There’s an air of despondence and disquiet in The Great Gatsby, by the end it feels as though I’ve missed something. Maybe that was Fitzgerald’s intention– to leave a void, the kind felt by many of his ‘lost generation.’
The story centers around Jay Gatsby and Daisy. In many ways it’s almost more about her than Gatsby because everything he’s built was for her. He’s larger than life in what he does but in so many scenes with him there’s almost a stillness– like he’s not really there. He’s elusive only wanting to be caught by Daisy. She represses her development as a character; has barricaded her nature being and doing what society expects. She puts on a show and enjoys the limelight it gives her. She knows there’s more to life, but doesn’t do anything to break free and explore it. I don’t necessarily mean by traveling but by living with heart and honesty.
Gatsby tries to show and encourage her, but his outlook is skewed, missing a level of morality. He has vision and passion for life but collects power and money by whatever means he can. He forgets that time alters people, that Daisy Buchanan isn’t the same maiden Daisy he knew before the war. The past is there, it can’t be resurrected but it shapes who we are. Gatsby refuses to believe he can’t relive it. Daisy makes a capital mistake, a crime that narrows down her greatest weakness as fear. She runs back to Tom, hiding behind his position and wealth, even though Gatsby gives her protection by not exposing her and taking the blame.
Her action breaks the spell– never fully committed to living, after Gatsby’s death, she’s like a snuffed out candle, hardening back into how she was before the fire, pretending to have a life; complacent with superficial pleasantries. Tom makes snide racial remarks, one being how interracial marriage upsets family life. A comment that is not only base but shows what a hypocrite he is.
America was seen as the place to start fresh regardless of the past you didn’t have to settle with what’s happened but could change it. The narrator, Nick Carraway, is the only one who sees, changes, and throws his care for society away. Perhaps a hidden message in his last name? Maybe this is why it’s so often termed a quintessential American novel.

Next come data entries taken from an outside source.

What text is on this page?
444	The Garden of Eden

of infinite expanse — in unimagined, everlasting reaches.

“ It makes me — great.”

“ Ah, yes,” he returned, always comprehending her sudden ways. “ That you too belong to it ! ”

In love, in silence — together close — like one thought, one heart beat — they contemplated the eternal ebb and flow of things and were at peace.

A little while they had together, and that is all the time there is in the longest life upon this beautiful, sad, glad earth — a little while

He smiled understandingly-much more than understandingly. It was one of those rare smiles with a quality of eternal reassurance in it, that you may come across four or five times in life. It faced–or seemed to face–the whole eternal world for an instant, and then concentrated on you with an irresistible prejudice in your favor. It understood you just as far as you wanted to be understood, believed in you as you would like to believe in yourself, and assured you that it had precisely the impression of you that, at your best, you hoped to convey.
There must have been moments even that afternoon when Daisy tumbled short of his dreams — not through her own fault, but because of the colossal vitality of his illusion. It had gone beyond her, beyond everything. He had thrown himself into it with a creative passion, adding to it all the time, decking it out with every bright feather that drifted his way. No amount of fire or freshness can challenge what a man will store up in his ghostly heart.
They were careless people, Tom and Daisy—they smashed up things and creatures and then retreated back into their money or their vast carelessness, or whatever it was that kept them together, and let other people clean up the mess they had made.
So we beat on, boats against the current, borne back ceaselessly into the past.